TableTransforms.jl icon indicating copy to clipboard operation
TableTransforms.jl copied to clipboard

Dealing with missing values

Open ceferisbarov opened this issue 3 years ago • 12 comments

I am not sure whether this is intentional, but when the input table has missing values, assert_continuous function throws AssertionError: columns must hold continuous variables, even though all other values are continuous.

Considering that there is still no transform for imputation, I think it would make sense to add an option to skip the missing values.

ceferisbarov avatar Mar 18 '22 19:03 ceferisbarov

Yes, I guess we could generalize assert_continuous to work in the presence of missing values.

juliohm avatar Mar 29 '22 22:03 juliohm

julia> scitype([1.0, 2.3, missing, 3.5])
AbstractVector{Union{Missing, Continuous}} (alias for AbstractArray{Union{Missing, Continuous}, 1})

ablaom avatar Mar 30 '22 22:03 ablaom

I generalized assert_continuous to work in the presence of missing values, but this results in errors during the transformation process.
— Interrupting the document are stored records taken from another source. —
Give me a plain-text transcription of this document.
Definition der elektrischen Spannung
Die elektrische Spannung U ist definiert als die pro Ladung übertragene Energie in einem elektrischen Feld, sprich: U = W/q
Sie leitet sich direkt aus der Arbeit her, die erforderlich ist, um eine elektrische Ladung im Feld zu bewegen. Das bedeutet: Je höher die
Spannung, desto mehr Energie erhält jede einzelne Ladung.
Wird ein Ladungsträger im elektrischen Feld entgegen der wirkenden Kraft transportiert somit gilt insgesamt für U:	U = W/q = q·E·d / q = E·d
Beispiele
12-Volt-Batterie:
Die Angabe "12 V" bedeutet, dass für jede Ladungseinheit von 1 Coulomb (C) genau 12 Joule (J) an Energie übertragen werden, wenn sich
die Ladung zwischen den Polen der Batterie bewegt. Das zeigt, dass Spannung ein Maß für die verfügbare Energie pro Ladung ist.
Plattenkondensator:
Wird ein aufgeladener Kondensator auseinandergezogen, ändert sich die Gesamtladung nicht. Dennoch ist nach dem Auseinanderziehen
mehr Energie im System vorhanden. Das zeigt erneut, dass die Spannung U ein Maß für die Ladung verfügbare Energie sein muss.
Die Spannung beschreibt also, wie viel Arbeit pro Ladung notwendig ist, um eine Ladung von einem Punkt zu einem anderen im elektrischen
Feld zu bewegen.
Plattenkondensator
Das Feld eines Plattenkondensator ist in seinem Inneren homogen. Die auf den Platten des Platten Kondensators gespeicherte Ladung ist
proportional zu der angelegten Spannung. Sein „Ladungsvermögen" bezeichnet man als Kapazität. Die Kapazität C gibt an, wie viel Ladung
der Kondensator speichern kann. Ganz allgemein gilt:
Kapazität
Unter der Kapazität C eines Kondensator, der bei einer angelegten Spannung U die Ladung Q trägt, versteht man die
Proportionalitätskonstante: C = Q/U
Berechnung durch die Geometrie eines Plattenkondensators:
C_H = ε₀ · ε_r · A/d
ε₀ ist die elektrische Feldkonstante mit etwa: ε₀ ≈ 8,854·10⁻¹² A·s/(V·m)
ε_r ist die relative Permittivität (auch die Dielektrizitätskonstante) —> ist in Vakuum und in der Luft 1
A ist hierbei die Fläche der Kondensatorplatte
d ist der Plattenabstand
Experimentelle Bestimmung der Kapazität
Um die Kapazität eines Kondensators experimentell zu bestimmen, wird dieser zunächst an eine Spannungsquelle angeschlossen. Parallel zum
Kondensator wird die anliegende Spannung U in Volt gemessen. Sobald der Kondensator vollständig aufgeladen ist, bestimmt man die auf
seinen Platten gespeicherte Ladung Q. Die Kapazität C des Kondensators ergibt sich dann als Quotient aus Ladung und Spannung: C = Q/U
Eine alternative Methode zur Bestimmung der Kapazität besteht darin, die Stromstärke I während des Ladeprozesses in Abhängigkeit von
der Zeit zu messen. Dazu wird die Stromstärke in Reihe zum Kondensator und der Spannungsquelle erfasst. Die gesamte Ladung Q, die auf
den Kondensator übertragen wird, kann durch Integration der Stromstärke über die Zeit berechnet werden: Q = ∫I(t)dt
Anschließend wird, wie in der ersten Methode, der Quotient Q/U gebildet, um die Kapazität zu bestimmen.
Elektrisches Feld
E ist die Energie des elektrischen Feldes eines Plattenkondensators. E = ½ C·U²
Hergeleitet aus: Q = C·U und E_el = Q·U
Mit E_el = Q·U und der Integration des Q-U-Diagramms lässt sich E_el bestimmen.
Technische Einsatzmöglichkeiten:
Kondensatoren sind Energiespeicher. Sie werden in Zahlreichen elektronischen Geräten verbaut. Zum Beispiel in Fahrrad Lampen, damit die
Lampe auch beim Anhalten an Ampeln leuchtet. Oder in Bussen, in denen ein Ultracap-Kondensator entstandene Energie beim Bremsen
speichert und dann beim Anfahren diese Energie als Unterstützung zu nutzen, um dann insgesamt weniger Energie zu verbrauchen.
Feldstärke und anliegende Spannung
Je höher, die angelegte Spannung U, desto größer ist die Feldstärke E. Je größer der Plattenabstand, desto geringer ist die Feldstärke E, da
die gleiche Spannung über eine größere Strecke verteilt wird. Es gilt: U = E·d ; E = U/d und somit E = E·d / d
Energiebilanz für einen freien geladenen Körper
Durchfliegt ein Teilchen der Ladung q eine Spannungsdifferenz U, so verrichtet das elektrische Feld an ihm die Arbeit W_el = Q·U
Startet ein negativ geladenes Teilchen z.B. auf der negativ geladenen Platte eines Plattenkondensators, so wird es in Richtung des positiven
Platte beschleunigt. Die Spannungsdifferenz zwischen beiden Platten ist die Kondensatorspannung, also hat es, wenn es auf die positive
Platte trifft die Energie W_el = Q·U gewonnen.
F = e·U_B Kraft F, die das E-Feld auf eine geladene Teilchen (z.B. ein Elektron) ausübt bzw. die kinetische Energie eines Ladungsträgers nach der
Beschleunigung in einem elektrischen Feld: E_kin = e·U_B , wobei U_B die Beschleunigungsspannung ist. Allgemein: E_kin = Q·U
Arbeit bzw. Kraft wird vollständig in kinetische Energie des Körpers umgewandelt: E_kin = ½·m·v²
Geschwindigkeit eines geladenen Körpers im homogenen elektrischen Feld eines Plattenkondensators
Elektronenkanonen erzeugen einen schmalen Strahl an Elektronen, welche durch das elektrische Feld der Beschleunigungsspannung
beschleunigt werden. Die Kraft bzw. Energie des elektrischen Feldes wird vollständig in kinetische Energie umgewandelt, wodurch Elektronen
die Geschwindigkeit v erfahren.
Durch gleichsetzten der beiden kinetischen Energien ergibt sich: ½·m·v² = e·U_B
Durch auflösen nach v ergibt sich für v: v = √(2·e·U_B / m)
For example:

MethodError: Cannot `convert` an object of type Missing to an object of type Float64

I can think of several alternatives:

  • Automatically deal with missing values before the transformation to avoid these errors
  • Simply generalize assert_continuous and allow rest of the transform to throw these errors
  • Create a helpful warning message in assert_continuous function
  • Do nothing and let assert_continuous to assert that the table is not continuous.

Should I implement one of these? Or maybe something else?

ceferisbarov avatar Apr 03 '22 19:04 ceferisbarov

That is a great suggestion @ablaom , if I understood correctly you are suggesting that we use scitype on the column and then check if the result is <: AbstractVector{Union{Missing,Continuous}} ?

juliohm avatar Apr 03 '22 19:04 juliohm

@ceferisbarov try to use scitype as @ablaom suggested, happy to review a PR.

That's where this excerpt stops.